Ce numéro de Voix contemporaines réunit quatre réflexions majeures sur Francisco de Quevedo, d’une part, et sur le sous-genre du sueño, d’autre part, et cela dans une démarche transmédiale et transséculaire au sein de laquelle dialoguent le texte du xviie siècle de Quevedo et des œuvres d’artistes et de dramaturges des xxe et xxie siècles.
Le propos est ici de s’interroger sur la manière dont un genre littéraire du xviie siècle, le sueño, peut inspirer l’art graphique et la dramaturgie des xxe et xxie siècles espagnols. Sont ainsi analysées les estampes d’Antonio Saura (1930-1998) et de Luis García-Ochoa (1920-2019), deux artistes du xxe siècle qui illustrent les écrits de Quevedo à partir de la traduction française du Sieur de La Geneste pour le premier et d’une version en espagnol pour le second. En outre, ce numéro étudie la (ré)écriture théâtrale des Sueños1 de Quevedo que propose en 2017 le dramaturge José Luis Collado.
Ainsi, à partir d’une méthodologie résolument transdisciplinaire, sont ici convoquées des grilles de lecture de nature intermédiale – texte et gravures –, transséculaire – xviie et xxe- xxie siècles – et transculturelle – version textuelle espagnole de Quevedo et version textuelle française du Sieur de La Geneste.
Une première réflexion présentée par Emmanuel Marigno et intitulée « De l’image rhétorique à l’image iconographique : Les Sueños de Quevedo illustrés par Antonio Saura (1971) et Luis García-Ochoa (1976) » reprend diverses analyses dédiées à un corpus de gravures de Saura et de García-Ochoa dans leur contexte artistique, culturel, littéraire et politique. Afin d’apprécier l’« Entre-deux » de cette version post-baroque de Saura et de la version baroque de Quevedo, un deuxième article intitulé « Figures grotesques du pouvoir dans les fantaisies morales de Quevedo (Les Sueños et autres textes) » présenté par Ignacio Arellano expose tout le substrat culturel et littéraire des Sueños de Quevedo, tandis que dans un troisième temps Victoriano Roncero s’efforce, dans son article « La censure morale et politique dans les Sueños de Quevedo », de rendre compte du contexte philosophique et politique du texte princeps illustré par Antonio Saura et Luis García-Ochoa.
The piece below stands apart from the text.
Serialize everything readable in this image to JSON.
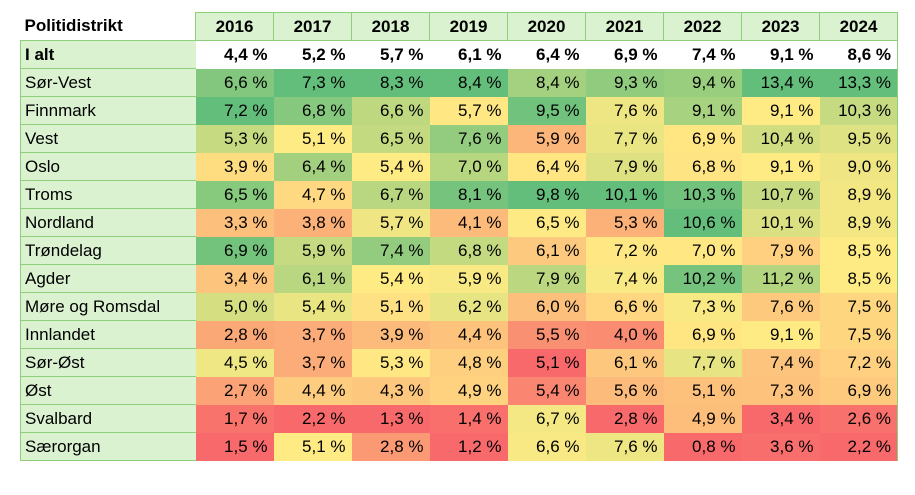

Une quatrième étude intitulée « Au-delà de l’image rhétorique et de l’image iconographique : l’image incarnée. Sueños (2017), une (ré)écriture de Quevedo par José Luis Collado mise en scène par Gerardo Vera », d’Emmanuel Marigno, propose l’analyse de la (ré)écriture théâtrale de José Luis Collado, qui referme ce dialogue entre modernité et post-modernité ou, en d’autres termes, entre baroque et post-baroque.
Les travaux ici réunis s’adressent ainsi aux enseignants et aux chercheurs travaillant sur les questions de transdisciplinarité, de transculturalité, de transsécularité, ou sur les arts contemporains. Dans la mesure où les textes satirico-burlesques de Quevedo n’ont pas été traduits, ou très peu et de manière discutable, il est ici fait le choix de maintenir la version espagnole et de ne pas traduire les citations dans l’ensemble du numéro.